17 December 2025 | Dismas Lukito Ornasto
Dismas Lukito Ornasto

format_quote

Latar Belakang

Penyelesaian suatu perkara perdata di Indonesia tidak serta merta berhenti dengan adanya putusan pengadilan. Setelah putusan pengadilan berkekuatan hukum tetap, terdapat suatu proses penting dalam menjalankan putusan pengadilan yang dinamakan eksekusi. Dapat dikatakan suatu perkara yang dapat dilaksanakan (dieksekusi) merupakan esensi terpenting serta aktual dan merupakan puncak dari perkara perdata. [1] Eksekusi didefinisikan sebagai suatu proses menjalankan putusan pengadilan yang telah mempunyai kekuatan hukum tetap (res judicata/inkracht van gewijsde) yang bersifat penghukuman (condemnatoir) yang dilakukan secara paksa, jika perlu dengan bantuan kekuatan umum. [2] Sifat “paksa” dan “keterpaksaan” ini dalam Kamus Besar Bahasa Indonesia diartikan sebagai mengerjakan sesuatu yang diharuskan walaupun tidak mau. Artinya bahwa proses eksekusi dilaksanakan secara tidak sukarela. Hal tersebut menimbulkan adanya konflik yang memberikan ancaman kepada pihak yang melaksanakan eksekusi.

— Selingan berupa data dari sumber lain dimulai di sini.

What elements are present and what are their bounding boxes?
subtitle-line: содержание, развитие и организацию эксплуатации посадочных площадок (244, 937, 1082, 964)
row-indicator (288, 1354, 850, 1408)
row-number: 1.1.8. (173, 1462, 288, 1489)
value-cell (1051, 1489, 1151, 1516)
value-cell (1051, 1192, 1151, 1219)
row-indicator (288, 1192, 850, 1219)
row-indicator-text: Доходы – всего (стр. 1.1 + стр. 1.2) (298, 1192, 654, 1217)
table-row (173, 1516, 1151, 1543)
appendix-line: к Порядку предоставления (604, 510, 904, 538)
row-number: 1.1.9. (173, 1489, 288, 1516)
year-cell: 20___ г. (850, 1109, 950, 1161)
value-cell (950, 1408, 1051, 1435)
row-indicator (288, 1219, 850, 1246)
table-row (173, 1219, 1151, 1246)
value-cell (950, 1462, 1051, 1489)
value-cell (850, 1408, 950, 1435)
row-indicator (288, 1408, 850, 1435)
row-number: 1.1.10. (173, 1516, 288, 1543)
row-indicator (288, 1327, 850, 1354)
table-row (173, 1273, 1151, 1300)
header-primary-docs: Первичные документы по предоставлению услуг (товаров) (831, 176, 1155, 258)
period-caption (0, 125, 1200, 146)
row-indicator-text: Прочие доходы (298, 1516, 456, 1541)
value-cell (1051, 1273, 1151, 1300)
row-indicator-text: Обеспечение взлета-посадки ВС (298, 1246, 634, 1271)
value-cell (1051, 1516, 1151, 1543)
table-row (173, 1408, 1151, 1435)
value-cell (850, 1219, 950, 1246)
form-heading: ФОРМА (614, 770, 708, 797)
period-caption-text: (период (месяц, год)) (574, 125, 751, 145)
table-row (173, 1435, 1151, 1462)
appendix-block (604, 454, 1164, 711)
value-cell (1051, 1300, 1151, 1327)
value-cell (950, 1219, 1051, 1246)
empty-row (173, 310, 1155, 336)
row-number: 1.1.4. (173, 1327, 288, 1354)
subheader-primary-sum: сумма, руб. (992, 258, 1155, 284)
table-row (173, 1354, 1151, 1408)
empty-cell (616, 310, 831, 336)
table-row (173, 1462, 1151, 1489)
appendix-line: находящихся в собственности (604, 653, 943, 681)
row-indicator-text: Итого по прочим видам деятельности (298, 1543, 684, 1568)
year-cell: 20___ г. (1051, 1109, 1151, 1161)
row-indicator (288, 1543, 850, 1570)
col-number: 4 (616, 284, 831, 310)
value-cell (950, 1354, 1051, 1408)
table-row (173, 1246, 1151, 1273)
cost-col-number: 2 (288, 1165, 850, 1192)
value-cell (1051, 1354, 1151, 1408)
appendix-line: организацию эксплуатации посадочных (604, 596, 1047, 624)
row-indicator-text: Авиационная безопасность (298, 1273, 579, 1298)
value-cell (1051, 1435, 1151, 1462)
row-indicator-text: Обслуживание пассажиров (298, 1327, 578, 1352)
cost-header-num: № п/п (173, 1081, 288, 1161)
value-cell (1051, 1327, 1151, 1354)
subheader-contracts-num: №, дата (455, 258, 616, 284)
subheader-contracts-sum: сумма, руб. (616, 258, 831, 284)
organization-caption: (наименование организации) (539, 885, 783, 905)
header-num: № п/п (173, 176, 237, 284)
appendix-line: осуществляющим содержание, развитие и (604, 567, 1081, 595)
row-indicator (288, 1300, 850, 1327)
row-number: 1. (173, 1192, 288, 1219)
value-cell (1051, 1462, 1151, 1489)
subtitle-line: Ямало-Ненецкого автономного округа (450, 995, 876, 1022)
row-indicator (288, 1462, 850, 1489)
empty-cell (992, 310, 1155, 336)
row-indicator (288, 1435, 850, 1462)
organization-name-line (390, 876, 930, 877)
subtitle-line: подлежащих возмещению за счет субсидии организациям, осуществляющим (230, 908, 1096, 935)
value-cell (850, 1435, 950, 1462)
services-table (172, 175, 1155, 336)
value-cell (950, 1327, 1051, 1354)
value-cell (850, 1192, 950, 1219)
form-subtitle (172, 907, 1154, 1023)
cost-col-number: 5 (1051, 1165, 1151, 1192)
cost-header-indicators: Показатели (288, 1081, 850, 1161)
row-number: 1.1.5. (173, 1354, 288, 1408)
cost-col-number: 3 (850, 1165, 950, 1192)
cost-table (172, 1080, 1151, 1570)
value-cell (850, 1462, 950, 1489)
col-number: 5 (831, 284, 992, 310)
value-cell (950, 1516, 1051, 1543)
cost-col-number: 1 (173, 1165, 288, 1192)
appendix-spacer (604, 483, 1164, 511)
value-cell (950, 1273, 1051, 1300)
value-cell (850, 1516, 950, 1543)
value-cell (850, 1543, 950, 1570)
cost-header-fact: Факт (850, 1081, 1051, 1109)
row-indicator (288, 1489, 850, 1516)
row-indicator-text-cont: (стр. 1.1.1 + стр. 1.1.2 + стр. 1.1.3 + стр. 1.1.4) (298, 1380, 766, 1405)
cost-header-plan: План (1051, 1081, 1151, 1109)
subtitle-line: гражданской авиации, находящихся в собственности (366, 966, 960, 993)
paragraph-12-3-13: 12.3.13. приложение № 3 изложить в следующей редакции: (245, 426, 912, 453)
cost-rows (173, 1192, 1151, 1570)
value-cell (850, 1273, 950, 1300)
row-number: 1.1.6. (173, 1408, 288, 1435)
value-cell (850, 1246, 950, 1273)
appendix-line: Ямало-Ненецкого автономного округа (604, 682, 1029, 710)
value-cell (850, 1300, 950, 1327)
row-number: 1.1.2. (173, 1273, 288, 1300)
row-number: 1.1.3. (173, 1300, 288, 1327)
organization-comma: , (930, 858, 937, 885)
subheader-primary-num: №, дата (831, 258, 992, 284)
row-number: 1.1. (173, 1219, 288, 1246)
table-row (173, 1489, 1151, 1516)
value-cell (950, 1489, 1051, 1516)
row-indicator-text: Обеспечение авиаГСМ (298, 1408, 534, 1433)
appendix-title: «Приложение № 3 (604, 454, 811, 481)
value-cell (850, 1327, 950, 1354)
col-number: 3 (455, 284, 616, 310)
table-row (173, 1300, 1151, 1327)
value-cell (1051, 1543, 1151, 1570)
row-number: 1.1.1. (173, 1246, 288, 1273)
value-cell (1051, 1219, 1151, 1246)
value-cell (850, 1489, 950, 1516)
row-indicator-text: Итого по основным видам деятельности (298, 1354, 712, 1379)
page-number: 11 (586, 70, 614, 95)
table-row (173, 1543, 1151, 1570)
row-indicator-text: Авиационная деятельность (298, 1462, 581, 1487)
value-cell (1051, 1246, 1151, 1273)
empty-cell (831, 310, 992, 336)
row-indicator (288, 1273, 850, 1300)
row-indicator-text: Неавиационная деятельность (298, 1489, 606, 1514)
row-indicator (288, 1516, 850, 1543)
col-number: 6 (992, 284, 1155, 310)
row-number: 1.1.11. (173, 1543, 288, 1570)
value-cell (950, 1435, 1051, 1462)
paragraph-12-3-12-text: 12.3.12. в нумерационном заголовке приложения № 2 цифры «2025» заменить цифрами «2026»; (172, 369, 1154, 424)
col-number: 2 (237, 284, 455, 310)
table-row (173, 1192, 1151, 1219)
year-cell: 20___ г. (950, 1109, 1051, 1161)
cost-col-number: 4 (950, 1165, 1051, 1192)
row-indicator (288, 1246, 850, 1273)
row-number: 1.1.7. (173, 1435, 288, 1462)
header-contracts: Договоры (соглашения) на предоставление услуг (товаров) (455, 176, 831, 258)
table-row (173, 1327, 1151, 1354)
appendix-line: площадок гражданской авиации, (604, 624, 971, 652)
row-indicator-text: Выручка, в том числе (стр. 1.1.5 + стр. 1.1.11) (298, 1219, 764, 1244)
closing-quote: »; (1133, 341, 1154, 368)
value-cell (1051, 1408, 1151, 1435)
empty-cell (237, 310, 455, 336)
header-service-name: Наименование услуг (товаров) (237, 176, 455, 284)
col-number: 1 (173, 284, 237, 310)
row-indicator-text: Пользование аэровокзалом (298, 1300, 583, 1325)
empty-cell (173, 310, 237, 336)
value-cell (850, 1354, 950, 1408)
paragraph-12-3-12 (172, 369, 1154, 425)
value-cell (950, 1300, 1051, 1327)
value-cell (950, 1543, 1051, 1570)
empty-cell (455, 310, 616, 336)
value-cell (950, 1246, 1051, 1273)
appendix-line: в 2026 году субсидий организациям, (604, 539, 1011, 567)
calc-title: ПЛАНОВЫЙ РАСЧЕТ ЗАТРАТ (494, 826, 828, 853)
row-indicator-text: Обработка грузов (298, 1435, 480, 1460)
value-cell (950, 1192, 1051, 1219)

Pelaksanaan putusan pengadilan, utamanya dalam perkara perdata dilakukan oleh panitera dan juru sita dipimpin oleh ketua pengadilan. [3] Amanat undang-undang tersebut memberikan kewenangan kepada aparatur pengadilan untuk melaksanakan eksekusi. Namun demikian, dalam pelaksanaannya tidak diatur lebih lanjut mengenai pengamanan dari pelaksanaan eksekusi. Sebagaimana yang disebutkan sebelumnya, pelaksanaan eksekusi menimbulkan potensi konflik yang dapat mengancam pelaksanaan eksekusi.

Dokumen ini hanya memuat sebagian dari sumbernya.